Le peu de nourriture consommée et la piètre qualité de cette alimentation sont les premières causes de la malnutrition. Les deux tiers des ménages yéménites n’ont pas les moyens de manger à leur faim, et moins de la moitié des enfants ont un régime alimentaire suffisamment varié. Le coût de la vie est monté en flèche depuis le début du conflit. Le prix du panier de la ménagère (riz, lentilles, lait, farines, haricots, huile de cuisson, sucre, sel) a augmenté de 60 % depuis le début du conflit il y a six ans.
« Si on trouve de la farine, on fait du pain et on le mange avec du thé. Notre plus grand souci, c’est la faim : nous avons des enfants pour qui elle n’est pas tenable », dit Hamed Abdo, ouvrier et père de quatre enfants.

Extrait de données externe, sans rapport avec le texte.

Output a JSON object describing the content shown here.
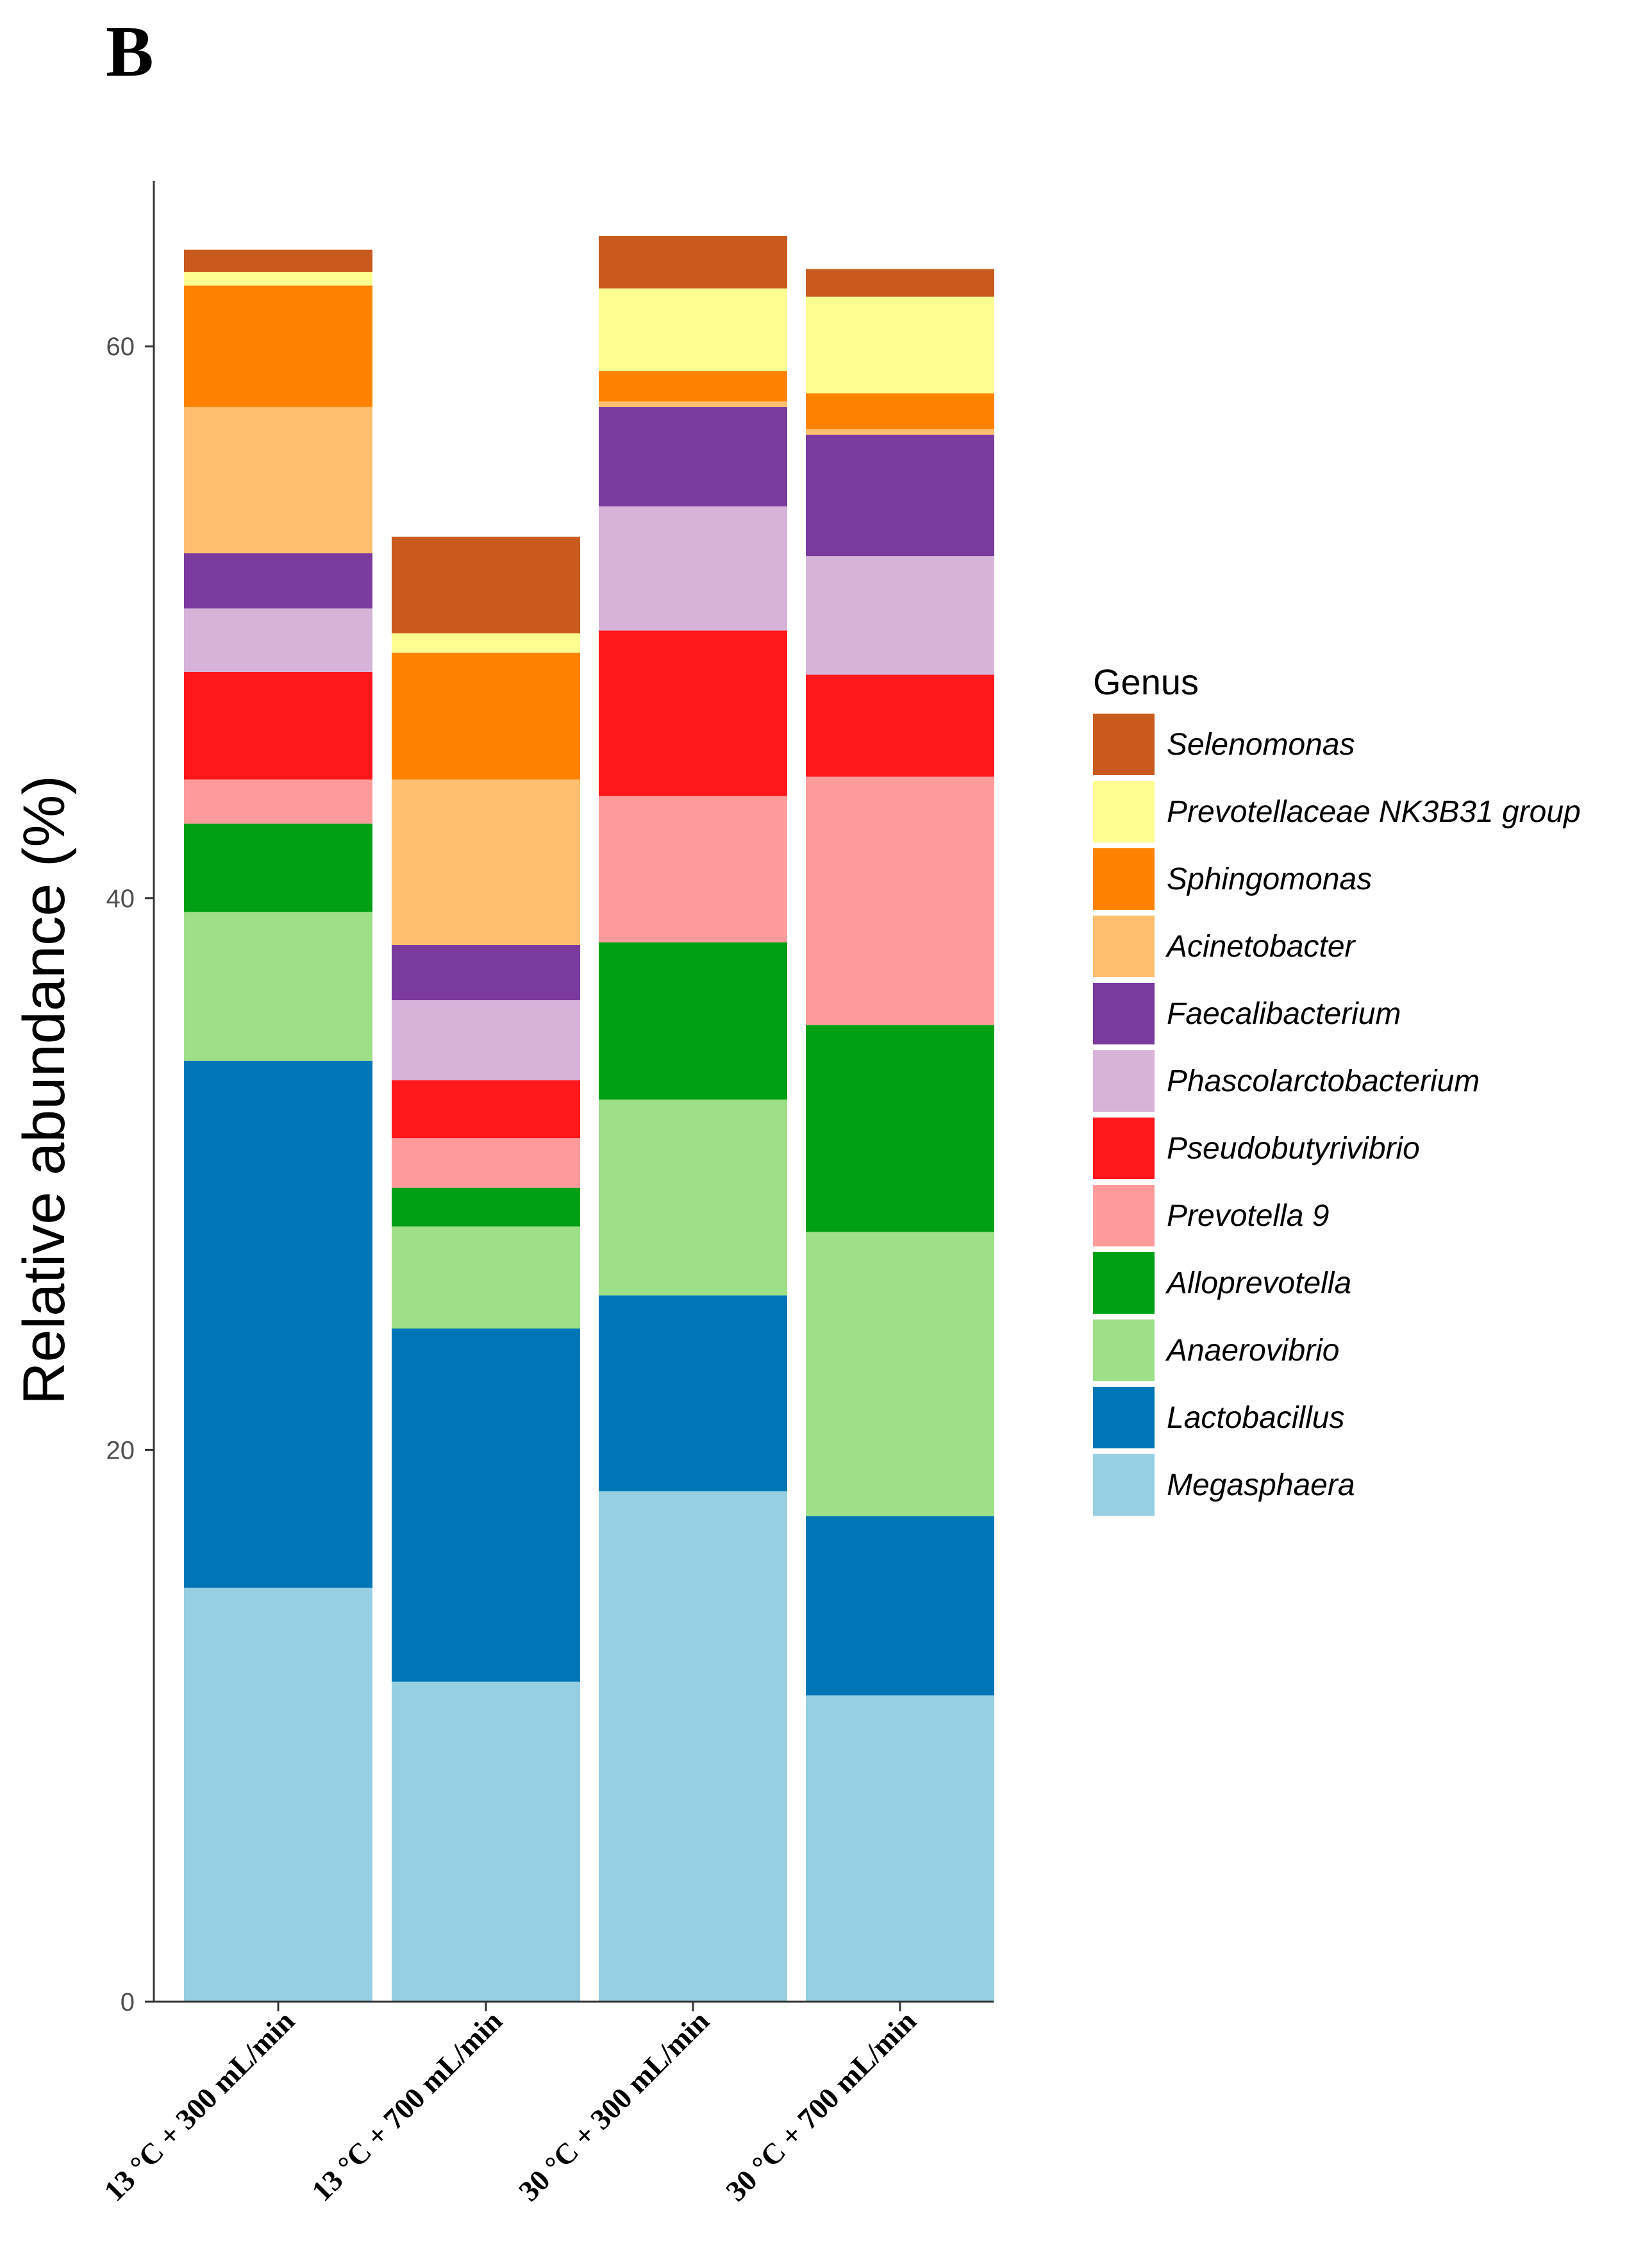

Selon les estimations, 80 % de la population du Yémen – soit 24,1 millions de personnes sur une population de 30,5 millions – ont besoin d’une aide humanitaire, et plus de 14 millions vivent dans une détresse extrême.
L’action du CICR
- Le CICR finance le dépistage de la malnutrition modérée et le traitement des enfants qui en souffrent par des compléments alimentaires prêts à l’emploi. Comme une forte proportion des malades rechutent moins de six moins après leur rétablissement, faute de ressources économiques, tous les malades reçoivent, lorsqu’ils sont rétablis, une allocation en espèces destinée à les aider à se nourrir, afin d’éviter une telle rechute.

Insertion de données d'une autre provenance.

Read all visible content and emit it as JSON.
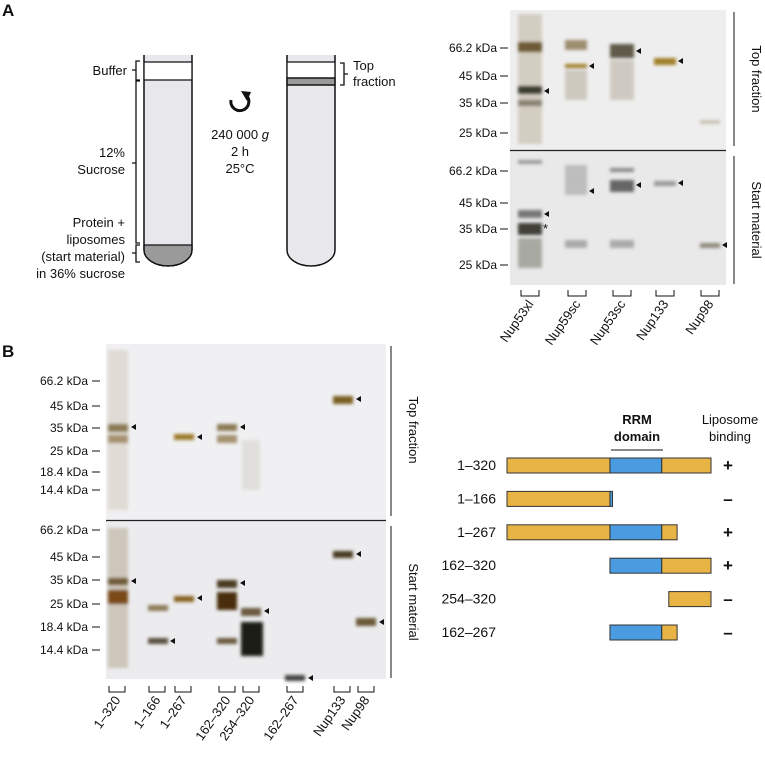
{
  "panel_a": {
    "label": "A",
    "tube": {
      "buffer": "Buffer",
      "sucrose_line1": "12%",
      "sucrose_line2": "Sucrose",
      "start_line1": "Protein +",
      "start_line2": "liposomes",
      "start_line3": "(start material)",
      "start_line4": "in 36% sucrose",
      "spin_speed": "240 000",
      "spin_unit": "g",
      "spin_time": "2 h",
      "spin_temp": "25°C",
      "top_fraction_line1": "Top",
      "top_fraction_line2": "fraction",
      "rotate_icon": "clockwise-arrow-icon"
    },
    "gel": {
      "markers_top": [
        "66.2 kDa",
        "45 kDa",
        "35 kDa",
        "25 kDa"
      ],
      "markers_bottom": [
        "66.2 kDa",
        "45 kDa",
        "35 kDa",
        "25 kDa"
      ],
      "section_top": "Top fraction",
      "section_bottom": "Start material",
      "asterisk": "*",
      "lanes": [
        "Nup53xl",
        "Nup59sc",
        "Nup53sc",
        "Nup133",
        "Nup98"
      ]
    }
  },
  "panel_b": {
    "label": "B",
    "gel": {
      "markers_top": [
        "66.2 kDa",
        "45 kDa",
        "35 kDa",
        "25 kDa",
        "18.4 kDa",
        "14.4 kDa"
      ],
      "markers_bottom": [
        "66.2 kDa",
        "45 kDa",
        "35 kDa",
        "25 kDa",
        "18.4 kDa",
        "14.4 kDa"
      ],
      "section_top": "Top fraction",
      "section_bottom": "Start material",
      "lanes": [
        "1–320",
        "1–166",
        "1–267",
        "162–320",
        "254–320",
        "162–267",
        "Nup133",
        "Nup98"
      ]
    },
    "domains": {
      "rrm_line1": "RRM",
      "rrm_line2": "domain",
      "binding_line1": "Liposome",
      "binding_line2": "binding",
      "full_length": 320,
      "rrm_range": [
        162,
        243
      ],
      "colors": {
        "other": "#E8B445",
        "rrm": "#4A9BE0"
      },
      "constructs": [
        {
          "label": "1–320",
          "start": 1,
          "end": 320,
          "binding": "+"
        },
        {
          "label": "1–166",
          "start": 1,
          "end": 166,
          "binding": "–"
        },
        {
          "label": "1–267",
          "start": 1,
          "end": 267,
          "binding": "+"
        },
        {
          "label": "162–320",
          "start": 162,
          "end": 320,
          "binding": "+"
        },
        {
          "label": "254–320",
          "start": 254,
          "end": 320,
          "binding": "–"
        },
        {
          "label": "162–267",
          "start": 162,
          "end": 267,
          "binding": "–"
        }
      ]
    }
  }
}
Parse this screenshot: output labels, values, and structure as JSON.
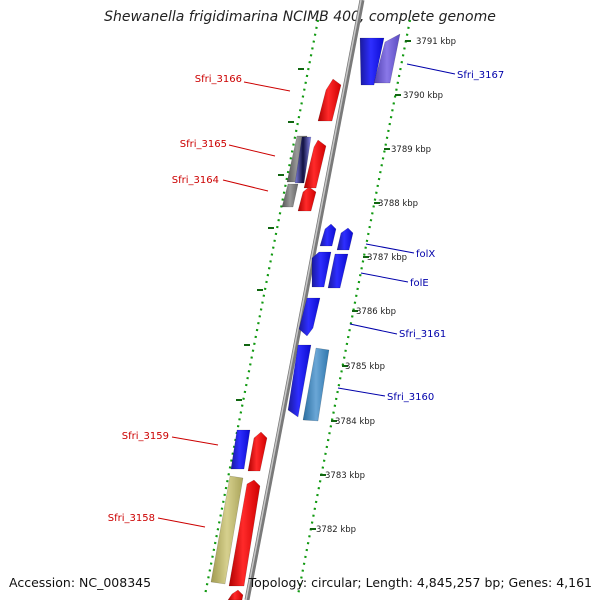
{
  "title": "Shewanella frigidimarina NCIMB 400, complete genome",
  "footer": {
    "accession": "Accession: NC_008345",
    "topology": "Topology: circular; Length: 4,845,257 bp; Genes: 4,161"
  },
  "colors": {
    "forward_label": "#cc0000",
    "reverse_label": "#0000aa",
    "backbone": "#8c8c8c",
    "tick_dots": "#119911"
  },
  "ticks": [
    "3791 kbp",
    "3790 kbp",
    "3789 kbp",
    "3788 kbp",
    "3787 kbp",
    "3786 kbp",
    "3785 kbp",
    "3784 kbp",
    "3783 kbp",
    "3782 kbp"
  ],
  "genes_left": [
    "Sfri_3166",
    "Sfri_3165",
    "Sfri_3164",
    "Sfri_3159",
    "Sfri_3158"
  ],
  "genes_right": [
    "Sfri_3167",
    "folX",
    "folE",
    "Sfri_3161",
    "Sfri_3160"
  ]
}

- Pour une prise en charge satisfaisante des femmes enceintes, les soins prénatals s’accompagnent de la fourniture de moustiquaires, de médicaments et d’articles médicaux.
- Dans les zones à la fois de première ligne et de réinstallation, le CICR secourt les déplacés internes, résidents et rapatriés, sans condition par le biais d’un programme d’allocations en espèces, qui leur permet d’acheter de la nourriture et des articles de base et soutient en même temps les marchés locaux.
- Dans les régions où les marchés sont très perturbés par le conflit, le CICR organise des distributions de vivres ; pour les ménages avec de jeunes enfants, les paniers contiennent des compléments alimentaires prêts à l’emploi pour prévenir la malnutrition.
- Le CICR soutient les activités génératrices de revenu telles que l’agriculture, l’élevage de bétail, les pêcheries, l’apiculture, ainsi que diverses initiatives micro-économiques.
- Il aide les mères de jeunes enfants à produire de la nourriture maison, destinée à la consommation familiale, soutenant par exemple les activités de jardinage pour favoriser une alimentation plus variée et prévenir la malnutrition, tant aiguë que chronique.
- Le CICR est venu en aide à 83 centres de santé primaire et hôpitaux à travers le pays en leur fournissant des médicaments et de l’équipement médical et par des incitations au personnel soignant, surtout dans les gouvernorats toujours en proie à la violence tels que ceux de Taiz, Hodeida, Aden et Sa’dah.
- En 2020, le nombre des consultations données a atteint un total de 845’461, dont 52'179 consultations prénatales, 8'853 accouchements, et 79'751 consultations ayant pour but de surveiller la croissance des enfants.